Friday, September 11, 2009

Reflections

 

Today has been very busy and I haven't had time to post much at all.  This post will be cross-posted on all blogs, but I feel it is important enough to be posted like that.

Eight years ago, our nation changed.  A horrific series of attacks changed the very core of who we are.  The sound of an airplane overhead has a whole different meaning.  Each anniversary, I am saddened at the memory.  It is so fresh - if hardly feels like eight years have passed.  

A few years before, I lived just miles from the Pennsylvania field as I was a camp cook and counselor.  I haven't gone back.  I don't think I can.  Just three years after the attack, we awoke to find a small plane had crash landed across the street from our home in Tennessee. 


Where were you on that fateful day?  I would love to hear your story.  Here's mine.

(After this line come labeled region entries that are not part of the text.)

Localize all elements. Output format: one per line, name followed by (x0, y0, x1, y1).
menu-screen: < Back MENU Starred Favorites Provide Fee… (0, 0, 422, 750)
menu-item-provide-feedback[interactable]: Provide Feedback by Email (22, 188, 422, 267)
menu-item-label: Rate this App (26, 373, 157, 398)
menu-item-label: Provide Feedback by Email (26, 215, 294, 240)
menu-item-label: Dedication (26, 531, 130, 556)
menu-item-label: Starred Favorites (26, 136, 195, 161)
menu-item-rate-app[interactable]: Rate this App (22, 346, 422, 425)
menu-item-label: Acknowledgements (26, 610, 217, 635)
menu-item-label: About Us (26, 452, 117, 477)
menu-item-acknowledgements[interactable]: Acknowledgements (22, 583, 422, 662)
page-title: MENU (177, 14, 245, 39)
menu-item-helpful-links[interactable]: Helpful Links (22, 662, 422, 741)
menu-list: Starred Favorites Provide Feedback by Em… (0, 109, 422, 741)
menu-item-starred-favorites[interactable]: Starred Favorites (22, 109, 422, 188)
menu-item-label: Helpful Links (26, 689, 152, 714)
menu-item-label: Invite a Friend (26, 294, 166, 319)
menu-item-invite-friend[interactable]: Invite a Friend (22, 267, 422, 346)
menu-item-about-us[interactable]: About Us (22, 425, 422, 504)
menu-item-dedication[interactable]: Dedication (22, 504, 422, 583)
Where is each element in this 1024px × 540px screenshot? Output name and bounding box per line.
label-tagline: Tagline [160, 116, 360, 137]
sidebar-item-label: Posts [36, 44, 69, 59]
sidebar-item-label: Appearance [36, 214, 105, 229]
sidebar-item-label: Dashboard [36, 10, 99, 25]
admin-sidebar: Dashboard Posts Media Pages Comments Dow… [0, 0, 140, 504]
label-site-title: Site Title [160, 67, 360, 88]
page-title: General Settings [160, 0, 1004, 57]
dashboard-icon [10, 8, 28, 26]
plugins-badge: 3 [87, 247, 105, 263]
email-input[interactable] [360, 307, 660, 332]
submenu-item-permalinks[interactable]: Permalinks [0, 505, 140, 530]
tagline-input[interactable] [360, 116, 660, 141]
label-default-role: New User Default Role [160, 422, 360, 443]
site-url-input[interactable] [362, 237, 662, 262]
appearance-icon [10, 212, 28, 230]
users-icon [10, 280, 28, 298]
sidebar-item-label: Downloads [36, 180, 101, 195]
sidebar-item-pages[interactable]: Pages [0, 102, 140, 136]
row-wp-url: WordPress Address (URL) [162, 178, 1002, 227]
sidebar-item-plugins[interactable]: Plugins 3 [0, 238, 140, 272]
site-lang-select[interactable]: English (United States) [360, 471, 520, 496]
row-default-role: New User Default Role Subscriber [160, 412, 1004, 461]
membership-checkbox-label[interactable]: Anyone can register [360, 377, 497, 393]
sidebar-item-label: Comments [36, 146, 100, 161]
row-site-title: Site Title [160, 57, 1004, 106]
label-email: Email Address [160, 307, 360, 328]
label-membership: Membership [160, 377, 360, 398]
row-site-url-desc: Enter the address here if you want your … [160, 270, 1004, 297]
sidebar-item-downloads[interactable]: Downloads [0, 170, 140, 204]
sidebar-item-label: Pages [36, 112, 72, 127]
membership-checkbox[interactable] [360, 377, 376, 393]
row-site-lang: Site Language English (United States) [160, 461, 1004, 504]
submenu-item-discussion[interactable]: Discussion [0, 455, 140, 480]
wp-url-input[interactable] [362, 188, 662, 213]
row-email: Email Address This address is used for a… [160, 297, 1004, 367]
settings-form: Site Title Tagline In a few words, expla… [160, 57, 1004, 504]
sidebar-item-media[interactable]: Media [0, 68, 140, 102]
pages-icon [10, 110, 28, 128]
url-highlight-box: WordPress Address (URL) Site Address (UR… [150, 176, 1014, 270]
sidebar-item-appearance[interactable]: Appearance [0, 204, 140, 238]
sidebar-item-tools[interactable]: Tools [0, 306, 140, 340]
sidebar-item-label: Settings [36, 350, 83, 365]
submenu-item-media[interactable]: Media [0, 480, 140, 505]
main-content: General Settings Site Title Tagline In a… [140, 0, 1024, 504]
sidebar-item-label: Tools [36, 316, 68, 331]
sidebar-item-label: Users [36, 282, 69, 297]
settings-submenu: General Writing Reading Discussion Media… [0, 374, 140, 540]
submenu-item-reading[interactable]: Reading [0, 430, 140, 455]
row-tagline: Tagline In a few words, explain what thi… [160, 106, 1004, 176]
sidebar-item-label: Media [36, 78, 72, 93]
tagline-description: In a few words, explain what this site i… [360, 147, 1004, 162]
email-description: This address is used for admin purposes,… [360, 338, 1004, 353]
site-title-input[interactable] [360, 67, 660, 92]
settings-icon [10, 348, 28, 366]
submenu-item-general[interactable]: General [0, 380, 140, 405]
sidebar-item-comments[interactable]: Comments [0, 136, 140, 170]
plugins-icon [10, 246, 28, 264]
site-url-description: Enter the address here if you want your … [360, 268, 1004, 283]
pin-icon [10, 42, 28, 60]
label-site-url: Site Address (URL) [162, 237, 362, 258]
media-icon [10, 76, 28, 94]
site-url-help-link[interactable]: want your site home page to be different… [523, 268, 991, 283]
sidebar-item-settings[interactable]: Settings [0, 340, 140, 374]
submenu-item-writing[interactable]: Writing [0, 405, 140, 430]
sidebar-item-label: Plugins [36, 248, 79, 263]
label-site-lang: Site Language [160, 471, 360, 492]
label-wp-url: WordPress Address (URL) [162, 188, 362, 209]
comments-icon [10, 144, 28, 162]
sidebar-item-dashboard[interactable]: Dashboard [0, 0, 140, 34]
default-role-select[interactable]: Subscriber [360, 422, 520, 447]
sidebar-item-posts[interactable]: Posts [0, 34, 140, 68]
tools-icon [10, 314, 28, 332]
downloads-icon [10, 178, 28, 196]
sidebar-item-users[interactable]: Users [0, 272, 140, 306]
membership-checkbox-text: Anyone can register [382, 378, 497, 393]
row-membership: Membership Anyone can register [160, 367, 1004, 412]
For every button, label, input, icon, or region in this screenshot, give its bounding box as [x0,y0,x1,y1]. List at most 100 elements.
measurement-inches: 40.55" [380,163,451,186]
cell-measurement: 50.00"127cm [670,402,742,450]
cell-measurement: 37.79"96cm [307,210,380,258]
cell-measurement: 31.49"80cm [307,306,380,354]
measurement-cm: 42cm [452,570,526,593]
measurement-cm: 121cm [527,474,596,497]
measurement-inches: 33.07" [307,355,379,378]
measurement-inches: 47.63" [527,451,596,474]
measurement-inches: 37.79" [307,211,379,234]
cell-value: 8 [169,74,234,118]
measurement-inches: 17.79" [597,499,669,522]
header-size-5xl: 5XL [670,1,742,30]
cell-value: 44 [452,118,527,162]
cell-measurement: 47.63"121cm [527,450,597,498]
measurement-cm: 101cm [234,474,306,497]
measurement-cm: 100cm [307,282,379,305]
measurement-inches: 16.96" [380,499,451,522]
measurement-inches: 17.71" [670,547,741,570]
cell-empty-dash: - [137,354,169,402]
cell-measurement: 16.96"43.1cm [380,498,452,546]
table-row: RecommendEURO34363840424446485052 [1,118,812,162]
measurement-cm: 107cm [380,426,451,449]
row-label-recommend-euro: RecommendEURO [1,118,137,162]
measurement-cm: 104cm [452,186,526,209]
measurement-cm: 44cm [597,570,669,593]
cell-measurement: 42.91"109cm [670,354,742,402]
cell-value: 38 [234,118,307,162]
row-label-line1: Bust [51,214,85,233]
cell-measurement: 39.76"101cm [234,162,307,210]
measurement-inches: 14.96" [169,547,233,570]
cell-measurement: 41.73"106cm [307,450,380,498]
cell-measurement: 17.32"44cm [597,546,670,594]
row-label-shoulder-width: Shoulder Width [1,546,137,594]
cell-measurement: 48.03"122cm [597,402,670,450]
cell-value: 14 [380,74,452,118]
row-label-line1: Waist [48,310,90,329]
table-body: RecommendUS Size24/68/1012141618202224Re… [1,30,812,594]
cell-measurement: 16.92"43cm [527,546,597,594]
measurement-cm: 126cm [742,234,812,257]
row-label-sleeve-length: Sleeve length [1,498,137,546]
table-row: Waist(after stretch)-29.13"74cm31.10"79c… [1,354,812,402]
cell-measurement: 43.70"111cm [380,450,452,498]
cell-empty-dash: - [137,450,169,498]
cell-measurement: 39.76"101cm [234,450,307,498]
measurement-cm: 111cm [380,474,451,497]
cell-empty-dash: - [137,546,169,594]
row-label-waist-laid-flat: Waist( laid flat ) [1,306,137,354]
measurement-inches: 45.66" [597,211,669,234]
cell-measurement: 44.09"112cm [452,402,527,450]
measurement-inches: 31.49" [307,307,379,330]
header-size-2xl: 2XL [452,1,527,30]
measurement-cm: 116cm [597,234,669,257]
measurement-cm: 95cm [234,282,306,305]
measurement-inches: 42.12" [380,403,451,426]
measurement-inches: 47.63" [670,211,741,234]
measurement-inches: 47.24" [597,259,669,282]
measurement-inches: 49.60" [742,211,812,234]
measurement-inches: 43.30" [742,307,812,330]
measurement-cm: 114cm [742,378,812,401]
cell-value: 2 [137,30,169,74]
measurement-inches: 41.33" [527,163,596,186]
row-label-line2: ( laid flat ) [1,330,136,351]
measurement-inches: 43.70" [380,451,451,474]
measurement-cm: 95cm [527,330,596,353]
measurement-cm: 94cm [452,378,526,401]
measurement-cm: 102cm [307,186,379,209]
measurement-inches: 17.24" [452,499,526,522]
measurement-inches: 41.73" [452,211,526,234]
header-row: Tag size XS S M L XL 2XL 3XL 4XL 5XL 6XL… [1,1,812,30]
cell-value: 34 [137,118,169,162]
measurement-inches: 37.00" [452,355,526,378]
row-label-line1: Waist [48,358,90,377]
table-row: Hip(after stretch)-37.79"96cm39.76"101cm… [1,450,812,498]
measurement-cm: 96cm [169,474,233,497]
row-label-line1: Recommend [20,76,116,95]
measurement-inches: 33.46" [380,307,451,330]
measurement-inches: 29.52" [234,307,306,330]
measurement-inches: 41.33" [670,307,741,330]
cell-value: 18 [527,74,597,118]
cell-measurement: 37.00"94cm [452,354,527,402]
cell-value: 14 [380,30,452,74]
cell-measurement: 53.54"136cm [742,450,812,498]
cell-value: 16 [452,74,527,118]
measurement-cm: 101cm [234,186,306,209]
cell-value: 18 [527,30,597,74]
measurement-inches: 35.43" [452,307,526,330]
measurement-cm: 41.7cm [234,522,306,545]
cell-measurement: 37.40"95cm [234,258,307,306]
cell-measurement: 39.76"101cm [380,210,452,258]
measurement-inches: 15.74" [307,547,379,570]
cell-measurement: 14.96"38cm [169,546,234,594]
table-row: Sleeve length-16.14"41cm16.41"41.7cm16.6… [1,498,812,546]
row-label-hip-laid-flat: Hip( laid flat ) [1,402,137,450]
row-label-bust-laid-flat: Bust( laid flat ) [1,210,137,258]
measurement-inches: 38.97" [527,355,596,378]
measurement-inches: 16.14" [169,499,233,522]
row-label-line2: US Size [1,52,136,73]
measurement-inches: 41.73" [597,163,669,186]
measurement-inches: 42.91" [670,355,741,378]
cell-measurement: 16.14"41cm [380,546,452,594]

Hubby and I had just moved to Tennessee.  I had my first full-time teaching job in a middle school.  The day of the attack, I was welcoming my 8th grade choir.  They told me that we were under attack.  I thought they were pulling a prank on me.  What they said just sounded so unbelievable.  I was having a rocky year with this group and wouldn't be surprised by a prank, so we sang.  Class as usual.  Part way through class, the principal made an announcement and I turned on the tv to hear the news.  I honestly don't remember much after that.  I don't remember if we had an early dismissal.  I don't remember teaching any other classes.  I do remember going into my friend, Becky's, classroom to watch the news.  I remember an announcement asking us to turn off the tv's to help the kids cope better - I don't think anyone listened, we were all too frightened.  I know a lot of kids went home.  I remember watching the news all night, shaking.  For months after, news reports and rumors kept coming explaining how if there a nuclear attack, we would be high up on the list of probable targets due to our proximity to Oak Ridge labs.

I remember the panic.  I remember emergency kits being prepared for homes - grocery stores selling out of water and canned goods.  I remember the brave volunteers who traveled to New York and Pennsylvania to help.  I remember feeling panic each time the Air National Guard helecopters flew over en route to base.

I remember the flags hanging at every house.  I remember how America bonded and became stronger through the pain.  America has changed, but not all for the worse.  Remembering is painful, but we must Never Forget.